Wenngleich Charlo wohl nichts dagegen einzuwenden hätte, Golowkin auf diese Weise vor die Fäuste zu bekommen, macht er sich etwas vor, wenn er meint, mit seinem nicht gerade berauschenden Auftritt gegen Koborow das Interesse des Kasachen oder des Mexikaners geweckt zu haben. Gennadi Golowkin strebt einen dritten Kampf gegen "Canelo" an, aber nicht den Umweg über Jermall Charlo. Das Kalkül des WBC, dank dieses Manövers Duelle mit namhafter Beteiligung zu inszenieren, dürfte bei dem Kasachen eher die Abneigung verstärken. Da er der Auffassung ist, zweimal um den verdienten Sieg über Saul Alvarez getrogen worden zu sein, würde er die Urteile der Punktrichter geradezu bestätigen, ließe er sich nun auf eine Qualifikation ein. Der Verband bürstet ihn also gegen den Strich, wenn er ihm dieses Verfahren aufzwingen will. Das sieht die Führung des WBC offenbar anders, der in erster Linie an der Protektion "Canelos" gelegen zu sein scheint.

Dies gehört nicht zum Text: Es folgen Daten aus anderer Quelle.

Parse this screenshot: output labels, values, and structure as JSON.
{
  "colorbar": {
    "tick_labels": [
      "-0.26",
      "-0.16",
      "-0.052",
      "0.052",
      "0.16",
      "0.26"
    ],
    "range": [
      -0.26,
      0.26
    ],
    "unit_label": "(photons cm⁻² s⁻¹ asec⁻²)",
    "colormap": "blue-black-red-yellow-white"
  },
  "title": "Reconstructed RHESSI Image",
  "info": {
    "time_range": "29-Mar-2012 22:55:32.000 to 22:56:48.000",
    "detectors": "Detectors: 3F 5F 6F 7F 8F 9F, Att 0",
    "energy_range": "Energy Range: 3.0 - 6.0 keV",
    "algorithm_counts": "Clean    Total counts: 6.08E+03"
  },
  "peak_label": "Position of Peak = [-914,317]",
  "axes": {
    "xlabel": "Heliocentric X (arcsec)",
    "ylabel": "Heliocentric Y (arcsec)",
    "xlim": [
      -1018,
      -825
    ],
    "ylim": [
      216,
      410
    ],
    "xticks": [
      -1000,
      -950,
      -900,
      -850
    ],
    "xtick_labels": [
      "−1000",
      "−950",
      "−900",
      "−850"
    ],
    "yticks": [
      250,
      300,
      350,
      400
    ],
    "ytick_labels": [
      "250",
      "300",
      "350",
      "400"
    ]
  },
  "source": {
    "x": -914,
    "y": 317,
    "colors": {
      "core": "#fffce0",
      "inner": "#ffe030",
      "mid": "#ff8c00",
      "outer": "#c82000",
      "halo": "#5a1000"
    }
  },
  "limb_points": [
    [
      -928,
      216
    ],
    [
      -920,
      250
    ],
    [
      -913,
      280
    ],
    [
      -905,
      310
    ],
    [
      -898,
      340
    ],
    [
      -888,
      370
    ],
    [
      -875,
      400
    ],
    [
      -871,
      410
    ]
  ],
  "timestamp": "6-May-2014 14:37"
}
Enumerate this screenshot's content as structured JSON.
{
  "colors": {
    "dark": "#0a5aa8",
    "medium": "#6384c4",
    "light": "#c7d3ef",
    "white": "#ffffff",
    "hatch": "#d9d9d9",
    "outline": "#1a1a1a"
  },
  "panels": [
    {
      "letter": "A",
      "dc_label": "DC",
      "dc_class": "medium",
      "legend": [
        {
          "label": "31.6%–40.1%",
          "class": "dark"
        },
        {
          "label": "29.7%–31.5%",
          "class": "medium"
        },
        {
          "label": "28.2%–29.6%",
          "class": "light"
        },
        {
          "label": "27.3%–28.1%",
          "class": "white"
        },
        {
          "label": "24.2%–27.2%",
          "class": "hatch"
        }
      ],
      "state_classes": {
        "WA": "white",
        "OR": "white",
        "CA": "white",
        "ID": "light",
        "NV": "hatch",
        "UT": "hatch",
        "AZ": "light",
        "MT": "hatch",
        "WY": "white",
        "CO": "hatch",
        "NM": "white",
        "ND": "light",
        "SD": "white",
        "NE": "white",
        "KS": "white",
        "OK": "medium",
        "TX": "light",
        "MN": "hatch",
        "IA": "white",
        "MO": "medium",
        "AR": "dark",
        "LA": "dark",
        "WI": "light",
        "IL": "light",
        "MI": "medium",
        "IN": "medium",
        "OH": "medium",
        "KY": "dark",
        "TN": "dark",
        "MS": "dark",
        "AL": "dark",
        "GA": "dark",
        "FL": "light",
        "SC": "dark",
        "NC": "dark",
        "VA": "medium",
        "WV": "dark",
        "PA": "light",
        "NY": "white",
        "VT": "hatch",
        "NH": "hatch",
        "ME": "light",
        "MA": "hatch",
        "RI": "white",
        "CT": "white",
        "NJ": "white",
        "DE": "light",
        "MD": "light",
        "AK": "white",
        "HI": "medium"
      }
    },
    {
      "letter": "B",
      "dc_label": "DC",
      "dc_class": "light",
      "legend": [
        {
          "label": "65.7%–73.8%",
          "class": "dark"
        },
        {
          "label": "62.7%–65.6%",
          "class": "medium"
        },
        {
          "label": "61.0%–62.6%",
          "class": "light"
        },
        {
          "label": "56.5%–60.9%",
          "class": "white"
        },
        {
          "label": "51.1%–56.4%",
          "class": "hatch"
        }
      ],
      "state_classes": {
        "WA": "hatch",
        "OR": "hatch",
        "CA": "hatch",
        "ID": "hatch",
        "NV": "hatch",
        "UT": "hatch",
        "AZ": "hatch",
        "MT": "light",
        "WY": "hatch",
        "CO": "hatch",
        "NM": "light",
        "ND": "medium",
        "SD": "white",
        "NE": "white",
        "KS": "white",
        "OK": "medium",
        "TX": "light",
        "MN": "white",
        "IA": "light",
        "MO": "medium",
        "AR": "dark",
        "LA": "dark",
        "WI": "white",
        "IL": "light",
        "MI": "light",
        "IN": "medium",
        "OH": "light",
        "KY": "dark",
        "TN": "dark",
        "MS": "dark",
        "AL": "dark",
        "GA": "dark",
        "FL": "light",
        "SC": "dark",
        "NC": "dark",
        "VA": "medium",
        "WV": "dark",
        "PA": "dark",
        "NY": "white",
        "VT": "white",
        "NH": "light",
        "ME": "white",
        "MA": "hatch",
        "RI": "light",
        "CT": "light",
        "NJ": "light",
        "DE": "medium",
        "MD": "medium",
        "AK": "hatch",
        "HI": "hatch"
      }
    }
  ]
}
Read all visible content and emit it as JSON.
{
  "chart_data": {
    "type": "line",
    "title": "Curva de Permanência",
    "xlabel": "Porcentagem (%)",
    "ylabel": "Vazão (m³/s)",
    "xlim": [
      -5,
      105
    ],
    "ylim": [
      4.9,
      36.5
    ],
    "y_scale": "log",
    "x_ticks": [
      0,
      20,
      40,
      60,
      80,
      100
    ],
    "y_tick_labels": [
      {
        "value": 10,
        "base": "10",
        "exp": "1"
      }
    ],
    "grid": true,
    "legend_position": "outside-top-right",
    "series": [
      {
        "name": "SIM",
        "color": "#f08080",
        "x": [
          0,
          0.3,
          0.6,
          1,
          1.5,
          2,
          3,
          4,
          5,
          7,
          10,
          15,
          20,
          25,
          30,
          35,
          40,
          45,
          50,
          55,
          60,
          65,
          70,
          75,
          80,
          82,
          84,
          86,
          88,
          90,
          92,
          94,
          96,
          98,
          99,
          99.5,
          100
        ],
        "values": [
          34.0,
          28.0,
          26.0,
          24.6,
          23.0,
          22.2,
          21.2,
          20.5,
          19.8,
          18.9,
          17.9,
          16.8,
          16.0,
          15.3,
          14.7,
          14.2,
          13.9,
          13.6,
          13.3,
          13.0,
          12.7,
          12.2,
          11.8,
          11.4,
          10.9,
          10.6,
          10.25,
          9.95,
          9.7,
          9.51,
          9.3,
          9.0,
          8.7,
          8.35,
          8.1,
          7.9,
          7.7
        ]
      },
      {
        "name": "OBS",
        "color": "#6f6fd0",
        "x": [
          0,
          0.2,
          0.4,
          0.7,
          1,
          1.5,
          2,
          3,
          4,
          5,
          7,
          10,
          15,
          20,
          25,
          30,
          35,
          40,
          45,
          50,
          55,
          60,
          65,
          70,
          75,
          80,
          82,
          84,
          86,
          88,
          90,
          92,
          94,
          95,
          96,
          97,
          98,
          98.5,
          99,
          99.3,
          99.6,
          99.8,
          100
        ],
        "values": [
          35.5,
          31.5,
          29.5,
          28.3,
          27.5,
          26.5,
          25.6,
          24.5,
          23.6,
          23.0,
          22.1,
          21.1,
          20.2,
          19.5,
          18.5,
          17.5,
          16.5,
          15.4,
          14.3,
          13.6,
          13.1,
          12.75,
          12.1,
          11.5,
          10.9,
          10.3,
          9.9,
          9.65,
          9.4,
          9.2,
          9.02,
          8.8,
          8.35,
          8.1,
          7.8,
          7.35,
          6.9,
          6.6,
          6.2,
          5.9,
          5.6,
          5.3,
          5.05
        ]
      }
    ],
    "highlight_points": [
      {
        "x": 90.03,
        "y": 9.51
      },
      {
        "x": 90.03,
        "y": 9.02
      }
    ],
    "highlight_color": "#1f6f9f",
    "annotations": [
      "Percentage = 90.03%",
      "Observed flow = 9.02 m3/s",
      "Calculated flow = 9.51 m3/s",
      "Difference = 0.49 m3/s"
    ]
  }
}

Was den Mexikaner betrifft, ist ein Kampf gegen Charlo schon deshalb wenig wahrscheinlich, weil die beiden mit unterschiedlichen Sendern zusammenarbeiten. Während "Canelo" einen hochdotierten Vertrag mit dem Streamingdienst DAZN abgeschlossen hat, ist Charlo im Rahmen des Formats Premier Boxing Champions bei Fox und Showtime zu sehen. Zudem kann der Texaner noch nicht mit einer großen Fangemeinde aufwarten, so daß er allein schon aus geschäftlichen Gründen vorerst nicht sonderlich attraktiv für Alvarez wäre. Natürlich könnte der Verband WBC eine Titelverteidigung des Weltmeisters gegen diesen Herausforderer anordnen, was jedoch absehbar dazu führen würde, daß "Canelo" den Gürtel zurückgibt, wie er das 2016 schon einmal getan hat. Damals war Gennadi Golowkin unter anderem auch Pflichtherausforderer beim WBC, doch Saul Alvarez legte den Titel nieder, um ihn nicht gegen den Kasachen verteidigen zu müssen.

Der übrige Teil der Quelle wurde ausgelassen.